In just his third year as the head cross country coach at Columbia Falls High School, Jim Peacock was recently named the 2018 Montana Coaches Association Class A Cross Country Coach of the Year after guiding the Wildcats to a state title last season.
“To me, the Coach of the Year award has always been a really big reflection on your team. It is more of a team award than a coach award. I am lucky enough to coach a really neat group of kids, boys and girls,” Peacock said about the recognition.
Peacock has been coaching basketball at the high school since the 2005-06 season, but took on cross country at the junior high seven years ago after retiring from his career as a golf course superintendent. After three years at the junior high, Peacock spent one year as an assistant for the high school squad before taking over as head coach in 2016.
For Peacock, a cross country runner in high school and college, his new job was a dream come true.
“I have always really wanted to coach cross country. It was the main sport that I always wanted to have an opportunity to coach, but I did not have a career that allowed me to work and coach at the same time until recently,” he said.
While Peacock was flattered to win the award, he says it is more of a reflection of the kids he coaches and the people in and around the program.
“An award like this, the first thing it made me reflect on was what a nice situation I am in to have good people all around me,” he said. “I have a lot of support from my athletic director, Troy Bowman, and from the parents. I also have a great assistant coach in Nia Vestal, who takes care of a lot of details for me. It’s not my award, it’s an award for the whole program.”
As for this year’s success, Peacock says it all come down to the hard work and determination of his “herd of turtles,” a term he borrowed from his high school cross country coach, Sam Sampson.
“These kids work so dang hard, from top to bottom. We spend a lot of time in cross country talking about how you should just do your best and improve and all of our kids did that this year, from the varsity level down,” he said. “They enjoy the process and do all the little things right. We were lucky enough this year to have some kids with speed to go with those great values.”
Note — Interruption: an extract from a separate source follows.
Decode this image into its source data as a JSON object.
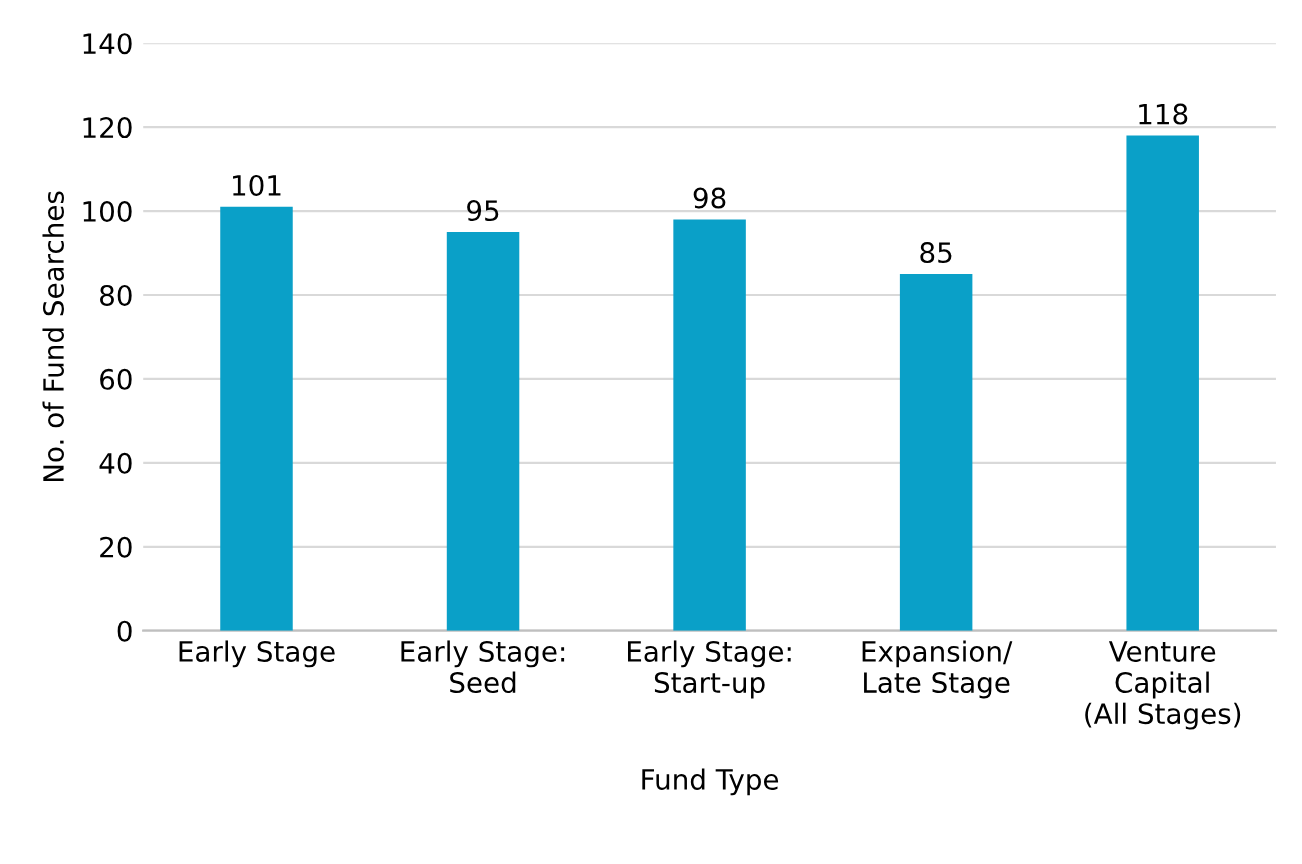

Peacock admits that getting high school athletes to run cross country can be a challenge, but the ones who do take on the challenge make his job well worth it.
“Everybody is scared of it. First-time cross country runners are scared to death of it. I hear it every day, ‘Peacock, I hate running.’ I tell them to come out anyway. I say they might not like the running, but they will like cross country,” he said. “The kids it attracts are the kids that work hard, but also enjoy having fun. It’s all about the camaraderie while working your butt off with a lot of other neat people. It takes a special kind of kid and I am lucky to get to coach those kids. I wouldn’t trade it for anything.”